What Is Medicare and Medicaid
In the U.S, health insurance is mostly in the hands of the private sector; however there are two federal government health insurance programs known as Medicare and Medicaid. These two programs are supported by the U.S federal government.
Medicare is a health care program by the U.S federal government for people older than 65 and those with certain disabilities for example younger people and people with End Stage Renal Disease (permanent kidney failure requiring dialysis or a transplant). Medicare provides for acute hospital care, physician services, brief stays in skilled nursing facilities and shot-term skilled home care related to a medical problem. Medicare coverage is determine not by a specific diagnoses, but by the nature of services required by the patients. Medicare coverage is restricted to medical care only. It does no include the cost of prescription drugs, custodial care at home or in nursing homes. Prescription drug coverage was added in 2003, but will only take effect in the year 2006.
Medicare was established along with Medicaid in 1965 by the Social Security Act. It was the responsibility of the Social Security Administration. The SSA was an agency of the Department of Health, Education and Welfare (HEW). In 1977, the Health Care Financing Administration (HCFA) was created under HEW to more effectively co-ordinate Medicare and Medicaid. In 1980, HEW was divided in to the Department of Education and the Department of Health and Human Services (HHS). In 2001, the HCFA was renamed the Centers for Medicare and Medicaid Services (CMS).
In most places in the country, people who have Medicare have a choice between a managed care plan and an indemnity plan. People can switch or interchange their plans for any reason, but they must officially inform their change of plan to the local Social Security Office. It can take up to 30 days for this change to come into effect. Medicare has two parts: Part A (Hospital Insurance), and Part B (Medicare Insurance). Medical insurance helps cover doctors'' services, outpatient hospital care, and some other medical services that Part A does not cover. However, you have to pay a premium for Part B.
In 2003, over 40 million Americans had health insurance coverage under Medicare. It uses the Resource-Based Relative Value Scale (RBRVS) to determine how much each doctor should earn.
Started last year, Medicare-approved drug discount cards are now available for savings on prescription drugs. This card offers a discount on the full retail price of prescription medications. Savings from these cards are estimated to be between 10-25% on many drugs. These voluntary cards are on offer until December 31, 2005, when this program ends. If your income is no more than $12,569 as a single person, or no more than $16,862 for a married couple, you can qualify for a $600 credit to help pay for your prescription drugs.

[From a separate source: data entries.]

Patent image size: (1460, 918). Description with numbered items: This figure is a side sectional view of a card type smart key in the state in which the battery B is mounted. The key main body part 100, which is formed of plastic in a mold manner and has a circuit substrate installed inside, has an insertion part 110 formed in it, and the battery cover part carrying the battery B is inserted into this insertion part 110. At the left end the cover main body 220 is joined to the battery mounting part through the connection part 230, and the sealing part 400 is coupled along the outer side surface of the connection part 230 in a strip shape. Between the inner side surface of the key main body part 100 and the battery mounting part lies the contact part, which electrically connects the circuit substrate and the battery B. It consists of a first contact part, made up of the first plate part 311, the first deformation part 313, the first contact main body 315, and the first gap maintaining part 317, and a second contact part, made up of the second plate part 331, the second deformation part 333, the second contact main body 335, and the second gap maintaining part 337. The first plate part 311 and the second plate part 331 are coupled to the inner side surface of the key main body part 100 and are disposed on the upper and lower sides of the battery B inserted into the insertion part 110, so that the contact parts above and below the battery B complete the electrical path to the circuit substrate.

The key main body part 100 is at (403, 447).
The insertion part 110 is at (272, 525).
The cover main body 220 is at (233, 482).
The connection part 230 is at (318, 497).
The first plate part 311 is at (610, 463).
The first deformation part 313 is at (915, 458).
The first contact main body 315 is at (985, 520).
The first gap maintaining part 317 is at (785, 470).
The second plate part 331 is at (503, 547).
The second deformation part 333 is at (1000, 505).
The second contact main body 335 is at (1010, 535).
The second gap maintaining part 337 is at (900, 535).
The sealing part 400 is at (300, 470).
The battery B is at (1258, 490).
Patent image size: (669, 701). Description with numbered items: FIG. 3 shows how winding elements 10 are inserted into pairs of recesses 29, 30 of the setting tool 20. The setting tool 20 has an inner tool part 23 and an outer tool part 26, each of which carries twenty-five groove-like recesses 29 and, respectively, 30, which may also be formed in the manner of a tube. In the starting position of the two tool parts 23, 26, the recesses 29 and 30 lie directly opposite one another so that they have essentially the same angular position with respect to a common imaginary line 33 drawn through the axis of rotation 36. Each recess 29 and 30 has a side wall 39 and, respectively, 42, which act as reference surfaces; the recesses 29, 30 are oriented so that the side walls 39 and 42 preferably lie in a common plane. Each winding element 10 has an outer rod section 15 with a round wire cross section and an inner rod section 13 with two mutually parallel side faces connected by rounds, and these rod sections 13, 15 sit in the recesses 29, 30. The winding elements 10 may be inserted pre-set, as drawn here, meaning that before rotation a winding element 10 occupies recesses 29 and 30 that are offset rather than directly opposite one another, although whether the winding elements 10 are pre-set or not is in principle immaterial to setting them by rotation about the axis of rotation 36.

Medicaid is a joint federal state program that covers health services for some low income people, especially women and children and disabled people. The coverage and eligibility criteria vary from state to state. Medicaid is the primary financier of nursing home care in the country. Additionally, many states offer some level of home and community-based care services for Medicaid-entitled individuals. Such additional services are not mandated by Federal law but are an option of the state.
The Medicaid program was established along with the Medicare program in 1965 and provides health insurance for the poor. It is administered by the Center for Medicare and Medicaid Services (CMS) in the United States Department of Health and Human Services. It’s Children''s Health Insurance Program (CHIP) was setup in 1997. This program is similar to Medicaid, and aims to expand health insurance to children whose families earn more money to be able to qualify for Medicaid, but not enough to buy their own private health insurance.